This is the internet, so yeah, we know the IP that hits the server.
It is a personal hobby project with no lawyers around. If you think we are doing something wrong, please say it, don't sue.
It can be used without the user providing any really personal information, such as email address, real name or address.
It can be used with the user providing their e-mail address. This e-mail address can be used for Play-by-email games. It is also needed to sign up and keep your games more or less public, but it doesn't have to be a real e-mail address.
It allows you to enter a player name when starting a game, to personalize your game experience.
That name, along with a password and some config options are also saved in your browser. If it is a public device, you user and password for the game are also public.
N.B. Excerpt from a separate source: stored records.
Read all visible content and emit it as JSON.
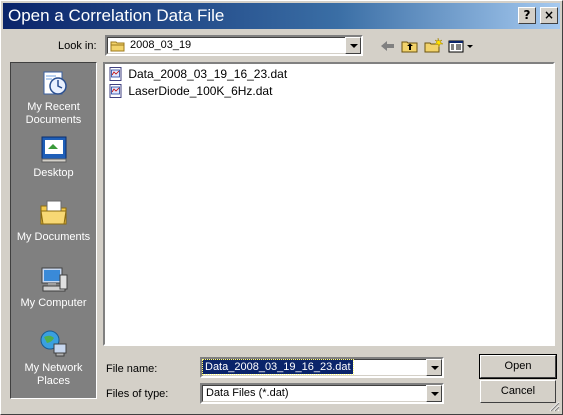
{
  "window": {
    "title": "Open a Correlation Data File"
  },
  "titlebar_buttons": {
    "help": "?",
    "close": "×"
  },
  "look_in": {
    "label": "Look in:",
    "value": "2008_03_19"
  },
  "toolbar": {
    "back_icon": "back-arrow-icon",
    "up_icon": "up-folder-icon",
    "new_folder_icon": "new-folder-icon",
    "views_icon": "views-menu-icon"
  },
  "places": [
    {
      "label": "My Recent Documents",
      "icon": "recent-documents-icon"
    },
    {
      "label": "Desktop",
      "icon": "desktop-icon"
    },
    {
      "label": "My Documents",
      "icon": "my-documents-icon"
    },
    {
      "label": "My Computer",
      "icon": "my-computer-icon"
    },
    {
      "label": "My Network Places",
      "icon": "network-places-icon"
    }
  ],
  "files": [
    {
      "name": "Data_2008_03_19_16_23.dat",
      "icon": "dat-file-icon"
    },
    {
      "name": "LaserDiode_100K_6Hz.dat",
      "icon": "dat-file-icon"
    }
  ],
  "file_name": {
    "label": "File name:",
    "value": "Data_2008_03_19_16_23.dat"
  },
  "file_type": {
    "label": "Files of type:",
    "value": "Data Files (*.dat)"
  },
  "buttons": {
    "open": "Open",
    "cancel": "Cancel"
  },
  "colors": {
    "title_start": "#0a246a",
    "title_end": "#a6caf0",
    "face": "#d4d0c8",
    "places_bg": "#808080",
    "selection": "#0a246a"
  }
}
You may remove that info and the only consequence would be that you'd have to reenter it the next time you play.
We use Track.js to detect and log Javacript errors.
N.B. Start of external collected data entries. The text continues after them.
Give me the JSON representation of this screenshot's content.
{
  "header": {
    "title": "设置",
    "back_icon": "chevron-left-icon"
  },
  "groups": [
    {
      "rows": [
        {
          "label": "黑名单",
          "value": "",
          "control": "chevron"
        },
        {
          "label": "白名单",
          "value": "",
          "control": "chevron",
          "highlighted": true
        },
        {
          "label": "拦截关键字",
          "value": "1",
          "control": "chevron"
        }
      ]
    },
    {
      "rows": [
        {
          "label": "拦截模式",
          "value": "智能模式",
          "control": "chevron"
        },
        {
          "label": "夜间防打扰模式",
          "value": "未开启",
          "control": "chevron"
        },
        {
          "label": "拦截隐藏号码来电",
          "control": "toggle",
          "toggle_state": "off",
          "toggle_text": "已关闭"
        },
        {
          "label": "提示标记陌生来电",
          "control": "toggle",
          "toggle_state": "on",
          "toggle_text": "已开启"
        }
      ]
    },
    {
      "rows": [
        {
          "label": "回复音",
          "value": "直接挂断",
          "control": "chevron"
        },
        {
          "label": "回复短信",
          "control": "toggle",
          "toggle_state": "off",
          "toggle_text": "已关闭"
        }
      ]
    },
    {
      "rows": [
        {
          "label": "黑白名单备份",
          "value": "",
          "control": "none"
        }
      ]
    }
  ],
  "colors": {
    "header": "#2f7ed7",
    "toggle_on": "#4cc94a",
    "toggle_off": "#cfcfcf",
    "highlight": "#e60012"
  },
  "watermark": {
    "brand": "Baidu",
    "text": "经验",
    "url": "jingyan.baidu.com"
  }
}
We use Google reCAPTCHA in signups and password resets to prevent spam. That means Google collect some information. Per their policy for this service, that is only used to give the service and enhance it, not for their personalized ads.
The servlets use a session cookie: JSESSIONID. As its name implies, it dies with the session. We are not currently using it for anything, and it may be removed some day.
Support for the game is provided by mailing lists and online forums.
If all of GDPR and similar laws apply to this site... Well... Erm... We are not keeping records of consent to save and process personal information, for example. On the other hand, you are not required to give it. Again, read the other points here. Even if you sign up for play-by-email games, we don't need a real name and you can set up a mail address just to play here. I think that only leaves the IP, and you can use a proxy for that. Oh, and what you write in the game may be saved in the savegame. You can delete them, and you should not publish personal information in random chats.